那封以台风为借口寄出的信,想来早已到了淑柔姐手中。南枝每日去银信局,每次都问有无回信。陈先生次次摇头,末了连摇头都省了,只抬眼一看她,她便知道没有。
日子照旧过。白日教书,傍晚去街角帮忙,夜里灯下写信。
只是她写字的时辰越来越长,常常枯坐至深夜,面前的纸上只有“淑柔吾妻”四个字,再也写不下去。
泽华有时半夜醒来,看见隔壁屋的灯还亮着,便揉着眼睛走过来,靠在门框上喊一声“阿妈”。南枝便会灭了灯,把他抱回床上,哄他入睡。她自己却睡不着,睁着眼睛躺在床上,听窗外的风声。
阿爸看在眼里,一直没有说什么。
终于有一日,阿爸开口了。
那日傍晚,南枝在街角帮忙收摊。泽华蹲在门口,用粉笔在地上写字,写了又擦,擦了又写。阿爸坐在矮凳上,手指夹着烟,烟雾缭绕中,他的脸显得很远。
“南枝。”他忽然开口。
南枝应了一声,没有抬头,继续擦桌子。
“你打算,”阿爸顿了顿,声音有些沙哑,“冒充铁脯到升天吗?”
南枝的手停了。
“你之前怕她和孩子们受欺负,可现在大弟已经成亲,楚卿上了大学,细仔楚龙都快成年了。”他缓缓说着,语气平平的,像是在说一件很平常的事,“铁脯走了五年了。你替他了五年。还要替他多久?”
南枝站在那里,手里攥着抹布,一动不动。
阿爸终于抬起头,看了女儿一眼。那目光里有心疼,有不忍,还有一种只有老父亲才有的、说不出口的担忧。
“如果你是淑柔,你希望丈夫客死他乡,而自己却毫不知情,被另一个陌生的女人养着吗?”他说。
“瞒了她们全家五年,我怕淑柔姐怪我。”南枝没有停下手上的活,只是动作放的缓些。
“傻女,她要是知道你养两个家,只会疼你。”
南枝低头不语,把抹布叠好,放在桌上。
当夜,泽华和阿爸都睡下后,南枝坐在桌前,点了一盏灯。
她从柜子里取出那只木生留下的手提箱,打开来,把里面的东西一样一样地摆在桌上——一套西装,一张照片,和装了半手提箱的信,。

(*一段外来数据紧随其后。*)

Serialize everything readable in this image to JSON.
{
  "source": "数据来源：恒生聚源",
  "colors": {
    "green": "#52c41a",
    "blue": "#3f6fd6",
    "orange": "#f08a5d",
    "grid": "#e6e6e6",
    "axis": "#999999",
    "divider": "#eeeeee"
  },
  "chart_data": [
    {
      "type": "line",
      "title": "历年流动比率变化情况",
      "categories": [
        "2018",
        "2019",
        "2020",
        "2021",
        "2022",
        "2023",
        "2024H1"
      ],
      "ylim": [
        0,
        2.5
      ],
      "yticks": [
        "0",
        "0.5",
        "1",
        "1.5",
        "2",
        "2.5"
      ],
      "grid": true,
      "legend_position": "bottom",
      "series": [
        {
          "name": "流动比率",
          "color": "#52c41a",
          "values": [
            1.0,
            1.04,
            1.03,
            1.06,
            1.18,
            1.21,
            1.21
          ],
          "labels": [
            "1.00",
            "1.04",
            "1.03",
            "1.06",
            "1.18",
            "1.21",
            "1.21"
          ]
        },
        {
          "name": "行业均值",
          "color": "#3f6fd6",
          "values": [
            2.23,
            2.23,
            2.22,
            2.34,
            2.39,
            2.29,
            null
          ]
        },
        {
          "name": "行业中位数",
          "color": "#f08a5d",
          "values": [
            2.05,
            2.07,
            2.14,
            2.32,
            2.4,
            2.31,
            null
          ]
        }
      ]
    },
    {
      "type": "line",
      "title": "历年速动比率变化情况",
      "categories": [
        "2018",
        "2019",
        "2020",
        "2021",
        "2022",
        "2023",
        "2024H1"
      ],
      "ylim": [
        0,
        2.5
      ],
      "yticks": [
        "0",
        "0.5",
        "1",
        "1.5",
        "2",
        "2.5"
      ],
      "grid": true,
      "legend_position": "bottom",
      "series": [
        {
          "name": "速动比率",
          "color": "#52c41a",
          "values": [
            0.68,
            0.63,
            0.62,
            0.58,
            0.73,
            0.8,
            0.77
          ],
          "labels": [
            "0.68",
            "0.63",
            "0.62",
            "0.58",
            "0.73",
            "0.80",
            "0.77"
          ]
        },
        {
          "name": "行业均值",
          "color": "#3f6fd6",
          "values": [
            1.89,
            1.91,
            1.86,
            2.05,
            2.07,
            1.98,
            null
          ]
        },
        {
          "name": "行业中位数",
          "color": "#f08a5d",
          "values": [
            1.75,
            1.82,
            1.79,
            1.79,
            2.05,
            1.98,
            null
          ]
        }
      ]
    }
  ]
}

照片是黑白的,边角已经有些泛黄了。那是狄功离开前那年在阁楼学堂里拍的。木生穿着白色的短衫,头发梳得整整齐齐,微笑看着前方。南枝站在他旁边。五个孩子围在前面,大的七八岁,小的四五岁。当时他扛着整杆甘蔗赶回来送狄功参军,看摄影师摆弄相机这新鲜玩意,趁着狄功上厕所时磨摄影师先拍一张。后来还被狄功骂他浪费自己的胶片,谁想到这也成了木生在世唯一的影像。
南枝拿起那张照片,看了很久。
木生兄,你当年说,等攒够了钱,要回国找淑柔姐。你买了船票,准备了西装,什么都准备好了,就差那一趟船。
你没走成。
我替你走。这些年,我替你写信,替你寄钱,替你做那个在暹罗等着回家的丈夫。我以为我能一直做下去,做到孩子们都长大,做到淑柔姐老去,做到所有人都忘了你在哪里,如果可以,或许我也可以做到自己升天。
可现在不行了。
她要来了。
南枝把照片放下,铺开一张信纸,提起笔。
她想了很久,笔尖悬在纸上,迟迟没有落下。墨水洇开一个小小的圆点,像一滴凝固的泪。
最终,她写下了第一行字——
“尊敬的淑柔阿姐:”
这六个字,她写了又划,划了又写。反反复复,折腾了大半夜。
不是字写得不好,而是不知道该怎么称呼。叫“淑柔姐”太亲昵,怕唐突了人家。叫“叶女士”又太生分,显得刻意。想来想去,还是用了“淑柔阿姐”四个字——既有敬意,又不失亲近。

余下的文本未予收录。